The user can define a placement rule and ACL to an owned container. That placement rule is applied to all stored objects. The placement rule consists of a set of SELECT() or FILTER() operations applied to Network Map. The result of these operations is a subgraph of Network Map where data can be placed. The SELECT() operation is applied to a tree. The operation inputs are a replication factor at this level and a bucket type. Multiple operations in the placement rule are put into order and each subsequent SELECT(r, type) operation is applied to the result of the previous one. The FILTER() operation is applied to a graph. The operation inputs are a bucket type, value, and comparison operation. For text values, operations eq, ne are available. For numerical values, gt, ge, lt, and le are additionally available. A set of operations on the graph (in the placement rule) can be combined by using AND, OR, NOT operations. The placement function is executed recursively with the operation of the next step being applied for all the nodes retrieved at the previous step.

The user can send a request for storage or get of the object to any node of the NeoFS network which will redirect the request to the nodes satisfying the placement rule of the container to which the object belongs.
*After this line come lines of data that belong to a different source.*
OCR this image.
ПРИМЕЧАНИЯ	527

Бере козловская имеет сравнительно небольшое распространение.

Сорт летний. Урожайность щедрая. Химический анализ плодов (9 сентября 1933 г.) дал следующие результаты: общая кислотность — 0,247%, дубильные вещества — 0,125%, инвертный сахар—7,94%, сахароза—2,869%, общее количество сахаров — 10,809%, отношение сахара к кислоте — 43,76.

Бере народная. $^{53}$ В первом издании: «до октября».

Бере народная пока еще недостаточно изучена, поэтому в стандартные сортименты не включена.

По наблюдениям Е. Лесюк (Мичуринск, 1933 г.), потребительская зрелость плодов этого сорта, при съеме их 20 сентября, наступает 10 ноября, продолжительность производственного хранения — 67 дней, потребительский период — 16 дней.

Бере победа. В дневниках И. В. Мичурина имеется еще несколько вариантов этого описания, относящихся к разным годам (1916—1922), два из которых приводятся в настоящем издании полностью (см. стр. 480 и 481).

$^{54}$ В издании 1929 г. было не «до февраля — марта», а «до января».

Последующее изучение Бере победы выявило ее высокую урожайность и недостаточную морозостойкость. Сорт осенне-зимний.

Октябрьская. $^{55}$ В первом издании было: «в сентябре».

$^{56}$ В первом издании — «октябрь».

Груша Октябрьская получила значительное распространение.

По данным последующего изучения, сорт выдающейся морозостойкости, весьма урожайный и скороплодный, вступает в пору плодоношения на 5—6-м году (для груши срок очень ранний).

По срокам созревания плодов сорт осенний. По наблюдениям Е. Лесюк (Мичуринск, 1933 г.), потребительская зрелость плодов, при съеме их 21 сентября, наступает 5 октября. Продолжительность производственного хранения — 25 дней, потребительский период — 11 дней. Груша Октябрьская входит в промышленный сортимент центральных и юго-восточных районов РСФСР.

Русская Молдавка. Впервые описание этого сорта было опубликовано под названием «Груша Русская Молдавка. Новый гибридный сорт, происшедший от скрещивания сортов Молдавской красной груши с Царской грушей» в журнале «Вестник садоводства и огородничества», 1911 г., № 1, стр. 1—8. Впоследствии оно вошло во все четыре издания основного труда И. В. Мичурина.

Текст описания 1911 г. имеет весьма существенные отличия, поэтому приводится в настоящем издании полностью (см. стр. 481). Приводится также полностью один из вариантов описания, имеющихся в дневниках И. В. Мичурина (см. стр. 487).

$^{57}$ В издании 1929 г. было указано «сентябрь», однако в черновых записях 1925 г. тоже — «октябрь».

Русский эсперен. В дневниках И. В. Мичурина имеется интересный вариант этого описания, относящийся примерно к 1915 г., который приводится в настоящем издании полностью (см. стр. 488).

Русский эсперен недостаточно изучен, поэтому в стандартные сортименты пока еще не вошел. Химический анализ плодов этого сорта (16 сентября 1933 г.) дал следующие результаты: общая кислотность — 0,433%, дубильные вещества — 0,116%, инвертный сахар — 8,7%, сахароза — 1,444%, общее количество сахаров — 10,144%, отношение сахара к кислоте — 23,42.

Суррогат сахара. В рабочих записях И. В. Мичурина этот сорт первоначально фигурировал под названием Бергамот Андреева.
The NeoFS requests, their structure, and the life cycle are described in the API documentation.

Control over the object’s integrity in the container is assigned to Storage nodes of this container. They perform data replication, garbage collection, recovery, and migration. The basis for these actions is the economic model of a collective reward of the container if all data is stored in accordance with the storage policy, or collective fine if it is not.

In addition to monitoring the data integrity, Storage nodes also control access rights to data. NeoFS has a flexible ACL system. It contains the basic ACL written to the container structure, bearer token, and the extended ACL, if it is allowed in the basic ACL, in the container object. The basic ACL is written into the container structure and, as a result, is created together with the container and cannot be changed. Validation of the basic ACL has to be cheap and cover the majority of user needs. In the container structure, this is a 32-bit integer storing a bit field. The extended ACL is stored in the object in the container. It cannot be changed but a new object can be added with a new version which will logically replace previously created objects. In the extended object headers, it is indicated that this is an object of type ExtendedACL and its version. the objects of type ExtendedACL can only be created by the owner of the container because this follows logically from the immutability of the underlying ACL.

If the user, when creating the container, has set the possibility of using the extended ACL, the ExtendedACL object is automatically created with the zero version and an empty access table in the payload section. If an error occurred while trying to get the object with extended ACLs then the authorization check is considered failed.

The Bearer keyword is used to activate authorization checks on the Bearer token transferred in the request headers. This is a table of the same type as the Extended ACL but with fields indicating the time of the token’s validity (with which epoch or height) and a chain of key signatures that goes back to the owner of the container. The Bearer token is processed in the same way as the Extended ACL. If the Bearer token is present in the request then it cancels the check on the Extended ACL.